The relative risk reduction per 1.0mmol/L LDL cholesterol reduction is similar irrespective of baseline absolute risk of a CV event, so patients with the highest baseline risk obtain the largest reduction in absolute risk. In 4S the NNT to avoid one death was 30 and the NNT to avoid one major coronary event was 15.
In 2009 the Medicines and Healthcare products Regulatory Agency reported the outcome of a Europe-wide review on statins. It concluded that statins are generally well tolerated by most people who use them, but that prescribers and patients should be aware of the potential for adverse reactions the review identified: depression, sleep disturbances, memory loss, sexual dysfunction and, very rarely, interstitial lung disease.
A large meta-analysis found no significant effects of statins on deaths from cancer or other non-vascular causes or on cancer incidence.
In 2010 the MHRA warned about great er risk of myopathy in those receiving the highest licensed dose of simvastatin, 80mg daily.
A retrospective cohort study quantified a number of adverse effects (acute renal failure, moderate or severe myopathy or liver dysfunction, cataract) that have been found to be associated with statin use. The numbers needed to harm over five years are presented in Paper 1. The possibility of residual bias or confounding cannot be discounted.
Estimating risk of a cardiovascular event
The QRISK2 risk estimation tool is arguably better than the modified Framingham risk equation that NICE used to recommend. QRISK2 is better at differentiating between those who go on to have a cardiovascular event and those who do not and more accurately estimates an individual’s risk. Against this, it identifies fewer men who go on to have an event than does the modified Framingham equation.
Paper 2. Which statin to use
NICE’s guidelines recommend a specific statin for some indications but not for others. ‘Which statin?’ choices are important, not least because of the large difference in the price of different statins.

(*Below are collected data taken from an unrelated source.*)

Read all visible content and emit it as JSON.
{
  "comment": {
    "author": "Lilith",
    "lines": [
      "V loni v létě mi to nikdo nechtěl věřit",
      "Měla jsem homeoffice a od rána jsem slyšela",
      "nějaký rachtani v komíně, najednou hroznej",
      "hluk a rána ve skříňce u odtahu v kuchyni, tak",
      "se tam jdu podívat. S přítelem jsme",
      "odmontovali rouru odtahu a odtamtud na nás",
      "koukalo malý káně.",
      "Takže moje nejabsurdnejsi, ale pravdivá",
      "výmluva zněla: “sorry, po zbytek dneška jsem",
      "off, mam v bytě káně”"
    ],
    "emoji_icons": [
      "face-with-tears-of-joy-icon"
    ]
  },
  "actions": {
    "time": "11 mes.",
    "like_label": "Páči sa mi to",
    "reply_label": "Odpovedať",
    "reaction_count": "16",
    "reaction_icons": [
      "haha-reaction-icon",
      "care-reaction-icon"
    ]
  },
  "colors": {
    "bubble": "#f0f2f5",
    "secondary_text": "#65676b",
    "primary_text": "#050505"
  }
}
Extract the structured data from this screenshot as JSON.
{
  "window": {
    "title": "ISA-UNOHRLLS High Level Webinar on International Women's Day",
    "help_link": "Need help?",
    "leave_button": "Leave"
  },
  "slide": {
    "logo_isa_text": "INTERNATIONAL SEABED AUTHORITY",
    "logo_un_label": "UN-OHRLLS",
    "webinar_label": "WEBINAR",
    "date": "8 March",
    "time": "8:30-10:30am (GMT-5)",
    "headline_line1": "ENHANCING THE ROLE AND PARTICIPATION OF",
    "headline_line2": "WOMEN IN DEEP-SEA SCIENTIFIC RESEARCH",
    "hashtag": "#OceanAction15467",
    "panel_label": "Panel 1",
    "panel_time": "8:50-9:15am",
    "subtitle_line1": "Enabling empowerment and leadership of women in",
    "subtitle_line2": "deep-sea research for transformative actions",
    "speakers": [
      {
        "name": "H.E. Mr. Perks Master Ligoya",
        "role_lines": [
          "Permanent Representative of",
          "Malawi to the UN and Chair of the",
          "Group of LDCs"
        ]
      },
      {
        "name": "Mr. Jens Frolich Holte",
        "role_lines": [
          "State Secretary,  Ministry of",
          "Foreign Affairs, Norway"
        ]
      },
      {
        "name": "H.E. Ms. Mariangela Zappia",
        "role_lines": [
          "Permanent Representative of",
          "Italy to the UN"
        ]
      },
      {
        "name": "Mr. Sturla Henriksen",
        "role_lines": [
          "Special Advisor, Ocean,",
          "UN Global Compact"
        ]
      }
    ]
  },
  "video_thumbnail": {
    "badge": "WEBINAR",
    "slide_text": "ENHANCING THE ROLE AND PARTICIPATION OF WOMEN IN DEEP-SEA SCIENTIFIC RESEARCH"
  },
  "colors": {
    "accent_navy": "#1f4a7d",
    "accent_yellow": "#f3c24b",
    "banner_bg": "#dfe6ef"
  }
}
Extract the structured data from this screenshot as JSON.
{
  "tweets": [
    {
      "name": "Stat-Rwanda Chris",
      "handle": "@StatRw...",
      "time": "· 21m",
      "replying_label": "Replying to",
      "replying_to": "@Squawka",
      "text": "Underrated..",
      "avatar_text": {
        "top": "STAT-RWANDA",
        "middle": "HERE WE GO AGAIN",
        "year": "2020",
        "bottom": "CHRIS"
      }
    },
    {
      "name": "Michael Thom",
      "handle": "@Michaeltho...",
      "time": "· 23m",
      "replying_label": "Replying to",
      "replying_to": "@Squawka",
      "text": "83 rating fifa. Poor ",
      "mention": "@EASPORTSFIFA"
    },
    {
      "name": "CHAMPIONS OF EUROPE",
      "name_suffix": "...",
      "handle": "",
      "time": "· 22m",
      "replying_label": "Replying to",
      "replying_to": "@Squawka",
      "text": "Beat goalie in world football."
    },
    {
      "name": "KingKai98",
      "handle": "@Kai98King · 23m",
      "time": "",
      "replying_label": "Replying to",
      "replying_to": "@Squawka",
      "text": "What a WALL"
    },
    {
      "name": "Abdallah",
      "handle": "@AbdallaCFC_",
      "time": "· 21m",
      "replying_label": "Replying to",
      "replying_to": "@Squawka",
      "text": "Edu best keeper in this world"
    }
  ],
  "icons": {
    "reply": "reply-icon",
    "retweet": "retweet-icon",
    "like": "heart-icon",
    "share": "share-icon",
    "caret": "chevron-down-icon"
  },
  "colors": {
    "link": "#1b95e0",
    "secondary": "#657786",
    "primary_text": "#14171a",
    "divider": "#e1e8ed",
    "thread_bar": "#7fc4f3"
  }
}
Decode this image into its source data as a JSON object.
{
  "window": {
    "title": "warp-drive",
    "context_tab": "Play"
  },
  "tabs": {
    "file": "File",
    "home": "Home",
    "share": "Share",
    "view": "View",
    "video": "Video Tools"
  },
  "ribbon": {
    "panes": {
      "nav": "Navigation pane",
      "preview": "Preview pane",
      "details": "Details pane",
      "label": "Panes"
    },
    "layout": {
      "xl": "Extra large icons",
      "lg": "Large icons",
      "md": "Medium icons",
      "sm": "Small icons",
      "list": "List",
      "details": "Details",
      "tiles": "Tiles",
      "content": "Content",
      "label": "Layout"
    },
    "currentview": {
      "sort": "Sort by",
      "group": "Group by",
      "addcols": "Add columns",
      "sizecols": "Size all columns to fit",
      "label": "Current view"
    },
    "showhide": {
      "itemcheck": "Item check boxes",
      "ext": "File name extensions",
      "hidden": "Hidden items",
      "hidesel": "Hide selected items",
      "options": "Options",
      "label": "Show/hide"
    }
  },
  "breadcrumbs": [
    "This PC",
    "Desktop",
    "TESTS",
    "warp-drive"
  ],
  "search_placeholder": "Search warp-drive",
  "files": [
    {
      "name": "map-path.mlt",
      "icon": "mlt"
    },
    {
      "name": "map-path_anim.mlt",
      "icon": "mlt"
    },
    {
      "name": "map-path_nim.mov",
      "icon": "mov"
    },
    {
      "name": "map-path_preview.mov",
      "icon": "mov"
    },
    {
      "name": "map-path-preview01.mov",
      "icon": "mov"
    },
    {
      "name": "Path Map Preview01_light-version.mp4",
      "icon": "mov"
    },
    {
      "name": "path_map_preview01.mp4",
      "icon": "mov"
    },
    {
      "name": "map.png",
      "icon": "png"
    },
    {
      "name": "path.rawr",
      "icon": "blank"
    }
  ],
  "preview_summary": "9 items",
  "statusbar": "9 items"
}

Paper 2 highlights three relevant questions, suggests responses to them and then suggests first- or second-line statin choices informed by the responses. Factors considered include:
- The MHRA’s recent warning about increased risk of myopathy associated with 80mg simvastatin and a meta-analysis finding that all of the observed excess of rhabdomyolysis with more intensive statin therapy occurred in trials of simvastatin 80mg versus 20mg daily
- The finding that each 1.0mmol/L reduction in LDL cholesterol reduces the annual rate of major vascular events by just over a fifth
- The mean percentage reductions in LDL cholesterol achieved by the various doses of simvastatin, atorvastatin and rosuvastatin
- The November 2011 expiry of the UK Supplementary Protection Certificate for atorvastatin; cheaper generics should then appear
- Current prices
- The Drug and Therapeutics Bulletin’s recent questioning of whether adding ezetimibe to statin treatment is a cost-effective or outcome-based intervention — there are no published trials to show it reduces mortality or morbidity; the DTB said: “Since it is proving increasingly expensive for the NHS, prescribers should ask why they are using [ezetimibe].”
Millions of prescriptions for statins are generated; in 2009 the net ingredient cost of those dispensed in England was 5.4 per cent of the total for prescription items.
The two papers summarised here aim to provide an accessible overview of important recent publications on statins and to help pharmacists discuss statin choices with prescribers.